Evident, rightfully or not, is a distinct distance between the artists who, as self-titled ‘Young Russian Artists’, draw on the artistic canon of Russia, such as Alexander Ditmarov in his short video- Play With Me- and those who eschew any allegiance to it, and grasp at ‘Western’ Minimalism, Surrealism, Conceptualism, and Pop Art in ways which miss the point, or are at least two steps behind it and end up misrepresenting their artistry. Ditmarov’s piece, a close-up video sequence of an unnamed person playing a game of pool with large marble balls, reveals cadences of the bold geometric shapes of Suprematism: a vital movement in the history of Russian art. The large balls shoot across the table propelled by the loud cracking shots of the omniscient player; the motion of the shapes; grand like planets; hint to Malevichian intrigue in non-Euclidian geometry, and the manner in which shapes move through space and time.

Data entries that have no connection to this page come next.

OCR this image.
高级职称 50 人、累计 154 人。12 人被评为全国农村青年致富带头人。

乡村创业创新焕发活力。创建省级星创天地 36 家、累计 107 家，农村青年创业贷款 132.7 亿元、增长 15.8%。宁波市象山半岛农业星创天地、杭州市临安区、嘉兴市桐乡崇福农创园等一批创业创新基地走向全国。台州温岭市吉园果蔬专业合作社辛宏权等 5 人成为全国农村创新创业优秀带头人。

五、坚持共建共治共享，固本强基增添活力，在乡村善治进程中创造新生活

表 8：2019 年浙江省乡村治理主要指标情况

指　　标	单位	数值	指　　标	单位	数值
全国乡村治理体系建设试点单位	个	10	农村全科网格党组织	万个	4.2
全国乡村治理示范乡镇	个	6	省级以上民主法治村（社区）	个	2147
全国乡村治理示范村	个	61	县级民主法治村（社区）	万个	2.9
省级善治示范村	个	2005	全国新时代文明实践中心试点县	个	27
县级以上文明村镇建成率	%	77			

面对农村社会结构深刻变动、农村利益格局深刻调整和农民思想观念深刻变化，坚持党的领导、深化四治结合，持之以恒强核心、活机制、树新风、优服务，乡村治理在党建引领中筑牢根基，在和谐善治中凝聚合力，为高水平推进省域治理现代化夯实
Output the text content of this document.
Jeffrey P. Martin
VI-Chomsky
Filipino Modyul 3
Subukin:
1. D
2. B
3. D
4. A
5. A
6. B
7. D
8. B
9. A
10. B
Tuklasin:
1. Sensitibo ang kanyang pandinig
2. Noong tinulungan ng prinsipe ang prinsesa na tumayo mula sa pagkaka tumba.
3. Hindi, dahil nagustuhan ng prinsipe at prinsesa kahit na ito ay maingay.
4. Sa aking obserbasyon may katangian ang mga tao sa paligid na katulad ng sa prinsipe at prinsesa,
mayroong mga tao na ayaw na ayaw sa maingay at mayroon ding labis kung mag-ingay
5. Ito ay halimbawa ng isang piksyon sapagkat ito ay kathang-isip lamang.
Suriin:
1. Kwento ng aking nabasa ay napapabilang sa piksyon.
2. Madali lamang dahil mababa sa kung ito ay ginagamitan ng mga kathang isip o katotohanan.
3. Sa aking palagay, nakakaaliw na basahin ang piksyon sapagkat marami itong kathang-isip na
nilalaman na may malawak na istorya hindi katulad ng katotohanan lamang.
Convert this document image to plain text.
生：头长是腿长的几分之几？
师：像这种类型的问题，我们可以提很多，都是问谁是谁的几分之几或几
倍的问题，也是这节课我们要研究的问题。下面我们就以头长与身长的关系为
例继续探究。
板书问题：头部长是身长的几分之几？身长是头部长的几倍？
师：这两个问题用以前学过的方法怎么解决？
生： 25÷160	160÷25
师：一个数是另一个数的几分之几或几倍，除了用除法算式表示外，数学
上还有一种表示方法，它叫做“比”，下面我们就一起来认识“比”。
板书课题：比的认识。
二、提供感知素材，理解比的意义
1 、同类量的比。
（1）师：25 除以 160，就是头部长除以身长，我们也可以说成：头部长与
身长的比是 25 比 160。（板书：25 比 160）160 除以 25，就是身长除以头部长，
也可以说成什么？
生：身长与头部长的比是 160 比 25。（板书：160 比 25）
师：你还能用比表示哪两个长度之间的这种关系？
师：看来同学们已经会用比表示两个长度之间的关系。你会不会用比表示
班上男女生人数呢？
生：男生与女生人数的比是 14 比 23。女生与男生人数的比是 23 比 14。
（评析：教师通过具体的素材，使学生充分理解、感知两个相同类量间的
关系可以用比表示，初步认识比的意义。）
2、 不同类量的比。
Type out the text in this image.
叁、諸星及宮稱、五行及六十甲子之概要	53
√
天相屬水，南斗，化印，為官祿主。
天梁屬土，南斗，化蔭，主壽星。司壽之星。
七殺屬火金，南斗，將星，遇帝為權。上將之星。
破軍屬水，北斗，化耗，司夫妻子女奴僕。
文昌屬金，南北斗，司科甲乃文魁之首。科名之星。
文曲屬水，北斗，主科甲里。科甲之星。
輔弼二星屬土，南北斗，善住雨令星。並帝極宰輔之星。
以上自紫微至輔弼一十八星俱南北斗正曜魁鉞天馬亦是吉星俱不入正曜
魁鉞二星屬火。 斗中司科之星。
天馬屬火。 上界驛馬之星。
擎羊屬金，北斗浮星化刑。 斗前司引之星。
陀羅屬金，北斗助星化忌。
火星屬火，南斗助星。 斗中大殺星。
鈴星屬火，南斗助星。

The contrivance that to exhibit as ‘young’ artists in a hip East London gallery you must forgo the texture of your own identity and artistic sensibility has perhaps clouded judgement in the exhibition. It could be surmised therefore, that the exhibitors whose works pivot upon senses of intimacy, immediacy, and emotivity, far outstrip the pieces created by the artists who attempt to divorce themselves, and their human-ness from their own landscapes. Curator Backstein laments the lack of a Russian ‘lineage’ of art, but at the same time condemns Russian artists to appropriating the aesthetics of Warhol in order to possibly be modern.

In a historical moment where standardising dominant discourses attempt to normalise the retraction of arts funding and thus threaten to deaden the artistic vibrancy of a generation, it is ever more pertinent to create art which strikes out against political action which runs counter to the will of the people. Attempts at ‘YBA’-esque likenesses are pointless and transparent in their superficiality, and the presentation of an exhibition of pointedly ‘Young Artists From Russia’, which is not in dialogue- whether that be harmonious or conflictual- with its innate Russian-ness, should not therefore be entitled so.